Linda G. Mills JD, MSW, PhD
Senior Vice Provost for Undergraduate Education and University Life
Professor of Social Work, Public Policy and Law
linda.mills@nyu.edu | (212) 998-2306
bio
For more than two decades, Linda G. Mills has explored the intersection of social work and law in the courtroom, classroom and community. Her work has influenced policy and practice in the areas of law and emotion, intimate abuse and alternative responses to traumatic events, both nationally and internationally.
In 1984, Mills was one of the first public interest lawyers to start a not-for-profit, The Hawkins Center of Law and Services for People with Disabilities. The center was inspired by Versie Hawkins, a client who told Mills that the letters she had received from Social Security denying her disability benefits had caused her to feel worthless and suicidal. At a loss for what to say or do, Mills realized that lawyers needed to tune into the emotional aspects of their clients' lives and to the unconscious psychological dimensions of legal practice. Mills then raised $110,000 to found the center. Since 1984, it has helped more than 15,000 people cope with emotional and legal challenges related to their disabilities and successfully represented more than 4,000 people on their Social Security disability claims. This experience also prompted Mills to train as a social worker, thus launching her journey into the legal psyche.

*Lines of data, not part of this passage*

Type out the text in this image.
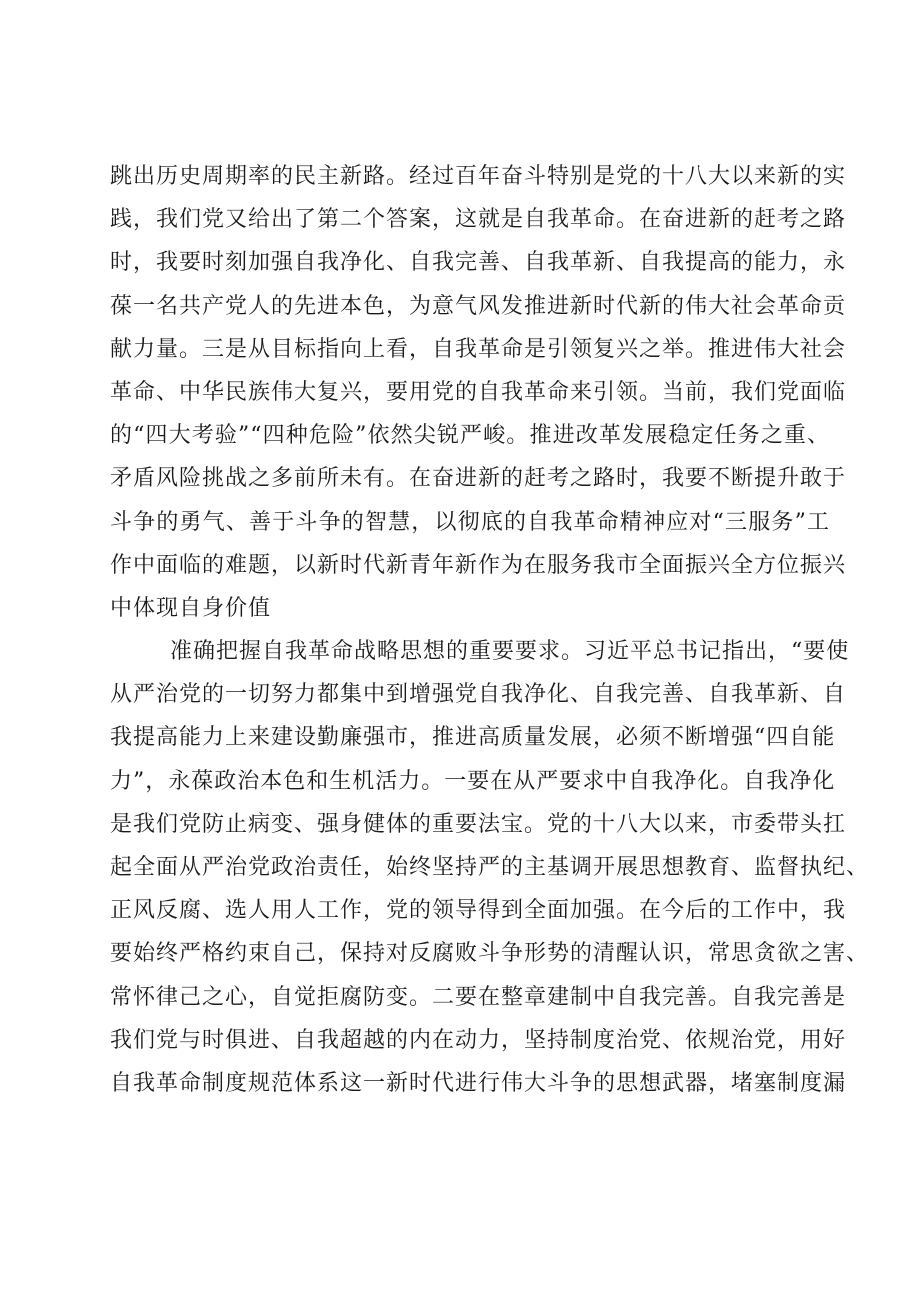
跳出历史周期率的民主新路。经过百年奋斗特别是党的十八大以来新的实
践，我们党又给出了第二个答案，这就是自我革命。在奋进新的赶考之路
时，我要时刻加强自我净化、自我完善、自我革新、自我提高的能力，永
葆一名共产党人的先进本色，为意气风发推进新时代新的伟大社会革命贡
献力量。三是从目标指向上看，自我革命是引领复兴之举。推进伟大社会
革命、中华民族伟大复兴，要用党的自我革命来引领。当前，我们党面临
的“四大考验”“四种危险”依然尖锐严峻。推进改革发展稳定任务之重、
矛盾风险挑战之多前所未有。在奋进新的赶考之路时，我要不断提升敢于
斗争的勇气、善于斗争的智慧，以彻底的自我革命精神应对“三服务”工
作中面临的难题，以新时代新青年新作为在服务我市全面振兴全方位振兴
中体现自身价值
准确把握自我革命战略思想的重要要求。习近平总书记指出，“要使
从严治党的一切努力都集中到增强党自我净化、自我完善、自我革新、自
我提高能力上来建设勤廉强市，推进高质量发展，必须不断增强“四自能
力”，永葆政治本色和生机活力。一要在从严要求中自我净化。自我净化
是我们党防止病变、强身健体的重要法宝。党的十八大以来，市委带头扛
起全面从严治党政治责任，始终坚持严的主基调开展思想教育、监督执纪、
正风反腐、选人用人工作，党的领导得到全面加强。在今后的工作中，我
要始终严格约束自己，保持对反腐败斗争形势的清醒认识，常思贪欲之害、
常怀律己之心，自觉拒腐防变。二要在整章建制中自我完善。自我完善是
我们党与时俱进、自我超越的内在动力，坚持制度治党、依规治党，用好
自我革命制度规范体系这一新时代进行伟大斗争的思想武器，堵塞制度漏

First at UCLA and now at NYU, Mills teaches both social work and law students together in a rigorous interdisciplinary undertaking. As a professor of social work, public policy and law, Mills helps students to cross professional boundaries by illuminating what the "other" is trained to accept and reject. Professor Mills is a passionate teacher and was nominated in 2001 by NYU's social work students for the Most Distinguished Teaching Medal.
In her practice and her scholarship, Professor Mills has become a leading advocate of legal training and intervention that is conscious of and sensitive to emotional context, race and gender. Her theory of "affective advocacy" is derived from her practice as a public interest lawyer and combines emotional and legal responses to address "the whole person." In her scholarship on judicial bias-and especially in her book, A Penchant for Prejudice-Mills documents how emotion can never be disentangled from the process of judging. Instead of eradicating emotional bias, efforts should be made to identify emotion's unconscious effects on judging and to make apparent what is usually acted out unseen. Mills's scholarship on bias has been recognized and cited by all levels of the judiciary.
Professor Mills's theory of affective advocacy is central to her critique of mandatory arrest and prosecution policies for domestic offenses. In Harvard Law Review, Mills argues that mandatory interventions reject, degrade and isolate the victim in a manner that mirrors the battering relationship. Mills was a keynote speaker at the 2003 Human Resources Administration Conference, which attracted over 1,000 people.
For five years, Mills was the Principal Investigator of a U.S. Department of Health and Human Services grant that trained over 1,200 Los Angeles child welfare workers in Mills's affective approaches to working with battered women. Mills has also raised funds from such sources as the National Science Foundation and California Social Work Education Center. Additionally, the Leslie Glass Foundation funds a fellowship program in family violence and juvenile justice that Mills oversees at NYU.
Mills is also the recipient of a large Department of Homeland Security grant to assess the effectiveness of New York City police peer support models in addressing trauma among public safety officers responding to terrorist attacks. This study will influence the development of peer support in first responder agencies across the nation.
In her recent book, Insult to Injury: Rethinking Our Responses to Intimate Abuse (Princeton University Press, 2003), Mills proposed a restorative justice approach to domestic violence called "Intimate Abuse Circles." In February 2004, she received funding from the Altria Foundation to hold a roundtable meeting among the nation's eminent domestic violence and restorative justice practitioners to refine this model for implementation. Two models emerged from the roundtable: "Peacemaking Circles," specifically designed for the criminal justice system and adopted by Judge Maley in Arizona (renamed Construyendo Circulos de Paz, or CCPs, by the Arizona community), and "Healing Circles," a community-based, pre-arrest intervention for intimate violence. Mills, in partnership with the Metropolitan Council on Jewish Poverty, is developing a Healing Circles program for the Orthodox Jewish community in New York City.
As a result of both the domestic violence and trauma related activities, Mills recently founded the Center on Violence and Recovery, which is dedicated to advancing knowledge about the causes of violence and researching alternative interventions that galvanize people to take an active role in their recovery. Through this approach, the center aims to help rout out entrenched violence and interrupt the transmission of victimization and perpetration from one generation to the next.
A prolific writer, Mills has written three books and published in both of her fields' leading journals, including Harvard Law Review, Cornell Law Review, Social Work, Children and Youth Services Review, and Criminal Justice and Behavior. She has highlighted her work as a guest on NPR, The Oprah Show (twice), Bill Moyers' Now, and the O'Reilly Factor and authored editorials for USA Today, The Los Angeles Times (republished in some twenty newspapers nationwide) and Newsday (republished in seven newspapers nationwide). Mills is currently writing a book that explores the conventional myths of intimate abuse.